Exhausted from the walk and from my travels this weekend, I dragged myself to church on Sunday night, alone. And yet, somehow, I carried with me every walker, every donor, every friend who has supported us along the way. The communion song was "Blest Are They," and I found myself in tears through it. How truly, truly, blest I am to have such friends.

If you'd like to join us and help us raise that last $200, please click here!

Sunday, October 04, 2009

Going to the chapel

My goddaughter and good friend Sheryl got married Friday night in Durham, NC. It was a lovely ceremony, and I was very grateful to be there. Grateful to be there to share the moment with her and her husband (a strange word still, though he will wear it well), but even more so because this wedding was one that, for me at least, wove together well the love story of groom and bride with the love story of Christ and church.

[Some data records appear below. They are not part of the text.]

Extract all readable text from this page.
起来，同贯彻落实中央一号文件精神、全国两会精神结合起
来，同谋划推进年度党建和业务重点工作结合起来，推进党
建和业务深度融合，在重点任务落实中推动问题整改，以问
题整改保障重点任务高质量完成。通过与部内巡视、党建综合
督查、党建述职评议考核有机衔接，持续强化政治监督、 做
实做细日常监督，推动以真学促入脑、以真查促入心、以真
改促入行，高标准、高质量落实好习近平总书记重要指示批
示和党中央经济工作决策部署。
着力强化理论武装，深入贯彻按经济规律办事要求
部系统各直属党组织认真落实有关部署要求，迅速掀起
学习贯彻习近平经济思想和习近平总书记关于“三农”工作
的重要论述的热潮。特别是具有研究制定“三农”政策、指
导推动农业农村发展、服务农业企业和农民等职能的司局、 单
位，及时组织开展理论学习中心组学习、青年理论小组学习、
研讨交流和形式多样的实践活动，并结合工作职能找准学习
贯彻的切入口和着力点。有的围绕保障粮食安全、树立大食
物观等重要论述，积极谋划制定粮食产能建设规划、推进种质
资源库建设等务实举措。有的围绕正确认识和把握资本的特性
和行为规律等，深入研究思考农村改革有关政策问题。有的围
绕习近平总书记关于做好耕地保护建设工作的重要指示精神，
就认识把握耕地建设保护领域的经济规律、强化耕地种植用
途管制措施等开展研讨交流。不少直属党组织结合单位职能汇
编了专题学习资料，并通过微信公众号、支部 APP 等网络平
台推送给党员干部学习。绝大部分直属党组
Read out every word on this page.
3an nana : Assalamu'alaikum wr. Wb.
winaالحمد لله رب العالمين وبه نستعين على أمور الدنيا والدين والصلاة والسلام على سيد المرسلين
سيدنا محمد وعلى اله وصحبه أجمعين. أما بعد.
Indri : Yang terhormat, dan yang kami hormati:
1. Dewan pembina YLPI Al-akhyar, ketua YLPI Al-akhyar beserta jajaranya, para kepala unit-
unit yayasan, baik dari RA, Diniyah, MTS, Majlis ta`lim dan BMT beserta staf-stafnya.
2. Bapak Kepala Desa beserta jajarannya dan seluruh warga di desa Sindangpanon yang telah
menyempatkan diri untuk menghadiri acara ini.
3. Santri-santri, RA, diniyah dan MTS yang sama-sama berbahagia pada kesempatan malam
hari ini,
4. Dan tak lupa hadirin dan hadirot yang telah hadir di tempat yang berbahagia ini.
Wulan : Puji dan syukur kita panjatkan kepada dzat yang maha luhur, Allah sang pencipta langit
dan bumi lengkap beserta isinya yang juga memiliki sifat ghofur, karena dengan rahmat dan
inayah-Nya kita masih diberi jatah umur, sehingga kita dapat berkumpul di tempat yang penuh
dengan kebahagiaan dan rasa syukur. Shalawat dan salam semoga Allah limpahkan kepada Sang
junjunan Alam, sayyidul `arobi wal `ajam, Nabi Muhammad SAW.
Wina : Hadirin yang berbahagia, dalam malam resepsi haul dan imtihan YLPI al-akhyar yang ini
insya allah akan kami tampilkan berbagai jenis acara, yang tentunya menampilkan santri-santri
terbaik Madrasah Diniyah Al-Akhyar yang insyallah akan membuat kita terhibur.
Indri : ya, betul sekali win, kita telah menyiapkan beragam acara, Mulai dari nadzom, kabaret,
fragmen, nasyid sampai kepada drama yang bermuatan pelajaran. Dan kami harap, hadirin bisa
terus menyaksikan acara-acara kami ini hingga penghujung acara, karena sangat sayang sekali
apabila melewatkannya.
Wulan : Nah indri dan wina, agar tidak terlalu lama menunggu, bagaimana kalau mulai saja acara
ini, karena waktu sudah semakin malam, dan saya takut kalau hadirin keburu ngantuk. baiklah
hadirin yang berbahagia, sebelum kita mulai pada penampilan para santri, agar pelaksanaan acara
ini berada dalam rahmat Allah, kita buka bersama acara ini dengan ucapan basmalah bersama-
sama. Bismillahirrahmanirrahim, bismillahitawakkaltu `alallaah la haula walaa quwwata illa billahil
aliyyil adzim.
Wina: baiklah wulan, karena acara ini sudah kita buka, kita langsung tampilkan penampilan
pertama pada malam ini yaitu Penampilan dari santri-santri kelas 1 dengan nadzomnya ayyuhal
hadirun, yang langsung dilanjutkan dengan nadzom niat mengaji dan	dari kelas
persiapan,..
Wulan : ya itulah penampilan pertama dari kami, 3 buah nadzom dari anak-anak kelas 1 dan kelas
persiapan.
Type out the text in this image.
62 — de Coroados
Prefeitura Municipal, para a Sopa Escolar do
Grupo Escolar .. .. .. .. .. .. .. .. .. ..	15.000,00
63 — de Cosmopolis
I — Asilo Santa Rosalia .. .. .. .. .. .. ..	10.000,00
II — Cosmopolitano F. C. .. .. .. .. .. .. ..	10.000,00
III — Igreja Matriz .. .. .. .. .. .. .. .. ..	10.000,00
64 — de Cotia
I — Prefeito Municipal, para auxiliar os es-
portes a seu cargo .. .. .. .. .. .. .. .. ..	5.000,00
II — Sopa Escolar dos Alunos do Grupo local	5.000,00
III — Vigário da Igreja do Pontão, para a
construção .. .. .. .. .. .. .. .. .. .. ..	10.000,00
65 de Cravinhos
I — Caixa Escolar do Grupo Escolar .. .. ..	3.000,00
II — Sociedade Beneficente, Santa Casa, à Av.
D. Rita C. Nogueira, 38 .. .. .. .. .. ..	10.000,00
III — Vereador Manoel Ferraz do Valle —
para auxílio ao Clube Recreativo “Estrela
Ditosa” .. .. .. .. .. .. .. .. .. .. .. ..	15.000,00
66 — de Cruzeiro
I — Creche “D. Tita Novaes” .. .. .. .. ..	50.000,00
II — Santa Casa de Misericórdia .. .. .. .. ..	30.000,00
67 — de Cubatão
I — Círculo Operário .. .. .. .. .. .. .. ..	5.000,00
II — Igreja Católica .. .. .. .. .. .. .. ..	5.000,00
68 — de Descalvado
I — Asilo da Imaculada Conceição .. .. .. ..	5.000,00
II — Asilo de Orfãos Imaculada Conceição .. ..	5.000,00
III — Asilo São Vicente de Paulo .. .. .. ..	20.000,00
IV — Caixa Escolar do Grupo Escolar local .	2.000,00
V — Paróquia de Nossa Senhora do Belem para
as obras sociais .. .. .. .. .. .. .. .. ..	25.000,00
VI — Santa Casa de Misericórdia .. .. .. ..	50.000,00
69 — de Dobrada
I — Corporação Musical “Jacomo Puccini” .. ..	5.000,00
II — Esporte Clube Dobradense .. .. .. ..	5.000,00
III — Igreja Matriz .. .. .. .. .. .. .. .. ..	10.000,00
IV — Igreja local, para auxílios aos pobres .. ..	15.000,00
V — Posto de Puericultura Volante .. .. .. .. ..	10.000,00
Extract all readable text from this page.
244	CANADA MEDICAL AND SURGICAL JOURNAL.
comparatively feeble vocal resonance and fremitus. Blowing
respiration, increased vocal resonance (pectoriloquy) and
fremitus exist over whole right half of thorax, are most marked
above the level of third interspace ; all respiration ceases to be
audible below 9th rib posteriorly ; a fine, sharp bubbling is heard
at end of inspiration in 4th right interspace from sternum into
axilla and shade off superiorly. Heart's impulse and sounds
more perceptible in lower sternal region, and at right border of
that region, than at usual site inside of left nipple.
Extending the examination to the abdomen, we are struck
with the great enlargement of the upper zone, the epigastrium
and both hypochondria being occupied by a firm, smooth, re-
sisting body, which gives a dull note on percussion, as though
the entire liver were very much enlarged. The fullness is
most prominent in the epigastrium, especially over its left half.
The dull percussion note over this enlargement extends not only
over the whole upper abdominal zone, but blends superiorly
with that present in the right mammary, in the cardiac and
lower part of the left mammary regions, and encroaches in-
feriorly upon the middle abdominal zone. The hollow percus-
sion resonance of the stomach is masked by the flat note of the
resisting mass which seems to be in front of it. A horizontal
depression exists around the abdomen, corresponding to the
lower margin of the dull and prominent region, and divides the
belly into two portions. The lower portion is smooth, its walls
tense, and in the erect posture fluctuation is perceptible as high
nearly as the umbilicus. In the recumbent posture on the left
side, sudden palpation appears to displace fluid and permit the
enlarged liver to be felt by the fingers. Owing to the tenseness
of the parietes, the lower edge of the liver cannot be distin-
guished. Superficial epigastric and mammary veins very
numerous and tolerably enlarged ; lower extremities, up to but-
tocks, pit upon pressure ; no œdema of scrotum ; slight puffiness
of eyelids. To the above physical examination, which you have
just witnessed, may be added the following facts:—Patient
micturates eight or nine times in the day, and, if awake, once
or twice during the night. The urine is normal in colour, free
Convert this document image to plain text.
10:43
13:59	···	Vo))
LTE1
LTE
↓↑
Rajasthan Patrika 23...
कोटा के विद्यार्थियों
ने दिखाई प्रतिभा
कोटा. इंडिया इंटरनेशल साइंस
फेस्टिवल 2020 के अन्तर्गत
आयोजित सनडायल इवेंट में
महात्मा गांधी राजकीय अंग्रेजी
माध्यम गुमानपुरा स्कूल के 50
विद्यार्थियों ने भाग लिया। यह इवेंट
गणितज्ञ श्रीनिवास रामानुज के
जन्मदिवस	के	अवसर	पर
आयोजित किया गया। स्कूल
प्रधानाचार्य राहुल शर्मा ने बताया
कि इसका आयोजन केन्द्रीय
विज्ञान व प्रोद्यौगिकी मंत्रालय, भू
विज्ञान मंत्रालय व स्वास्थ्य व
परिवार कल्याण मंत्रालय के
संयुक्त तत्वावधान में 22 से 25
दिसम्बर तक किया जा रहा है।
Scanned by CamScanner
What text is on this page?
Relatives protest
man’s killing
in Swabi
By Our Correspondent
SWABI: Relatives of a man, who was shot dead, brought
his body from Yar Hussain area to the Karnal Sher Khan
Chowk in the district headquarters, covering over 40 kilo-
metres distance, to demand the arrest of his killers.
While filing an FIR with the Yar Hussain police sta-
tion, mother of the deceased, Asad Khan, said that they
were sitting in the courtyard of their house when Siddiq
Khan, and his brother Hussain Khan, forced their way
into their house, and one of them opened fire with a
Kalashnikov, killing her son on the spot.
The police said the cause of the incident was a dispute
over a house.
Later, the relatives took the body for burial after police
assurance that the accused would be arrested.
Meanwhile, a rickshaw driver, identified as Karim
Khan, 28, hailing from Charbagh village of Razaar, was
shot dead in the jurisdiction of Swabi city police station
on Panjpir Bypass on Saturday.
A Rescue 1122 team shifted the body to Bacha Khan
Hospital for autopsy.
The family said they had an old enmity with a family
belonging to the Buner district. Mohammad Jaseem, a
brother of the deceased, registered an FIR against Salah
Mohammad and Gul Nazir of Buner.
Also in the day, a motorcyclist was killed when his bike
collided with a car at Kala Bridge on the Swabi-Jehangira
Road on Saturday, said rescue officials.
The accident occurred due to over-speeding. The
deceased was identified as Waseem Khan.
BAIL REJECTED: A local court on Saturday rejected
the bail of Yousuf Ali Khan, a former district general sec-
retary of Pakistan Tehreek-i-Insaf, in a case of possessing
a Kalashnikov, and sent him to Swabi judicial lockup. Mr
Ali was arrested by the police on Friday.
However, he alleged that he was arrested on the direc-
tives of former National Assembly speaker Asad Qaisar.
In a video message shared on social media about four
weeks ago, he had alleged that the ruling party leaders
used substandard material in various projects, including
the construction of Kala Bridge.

I could say much more in this regard, but two quick points and two quick stories. First, the preacher certainly made the point that learning to love one’s spouse over time can be as difficult as the great challenges of the Christian life, like learning to love one’s enemy. Thus he drew a strong connection between marriage and the life of Christian discipleship more generally. And, secondly, the group assembled for these particular vows was an oddly ecumenical bunch.
There was something wonderful about how many people of different faiths came together. And yet it was painful to know that we could not share Eucharist together because of those divisions. Still, I have strong hopes that, like our love for Andy and Sheryl brought us together across various divides, our love for Christ will likewise restore the unity of the church.

First story: I was speaking with one of my former professors after the ceremony. He mentioned being surprised that I had made the trip. I think that he was thinking of Sheryl and me as friends and colleagues, but perhaps not close enough to justify the trip (or perhaps the invitation!). I simply said, “She’s my goddaughter.” He remembered that connection, and it immediately accounted for my presence. I love people who take church seriously enough that such answers are sufficient.

Second story: the groom was received into full communion in the Catholic Church this past Easter. The man who served as his sponsor was talking to me about his own journey into full communion with Rome. He told me that the first time he ever attended a Catholic liturgy was when he came to the Easter Vigil for Sheryl’s baptism four years ago. I don’t think you can draw any kind of causal chain from Sheryl’s baptism through Nate’s becoming Catholic to Andy’s doing the same. But the set of connections is striking. It just seems to me that you begin to see the strange workings of God’s providence in such things. Our lives are woven together more intimately than we can imagine.

It was truly a gift to be a part of it. It was a joy to be reminded of how much history I share with Sheryl, of the power of Christ to connect his people, and of the privilege it is to have such friends.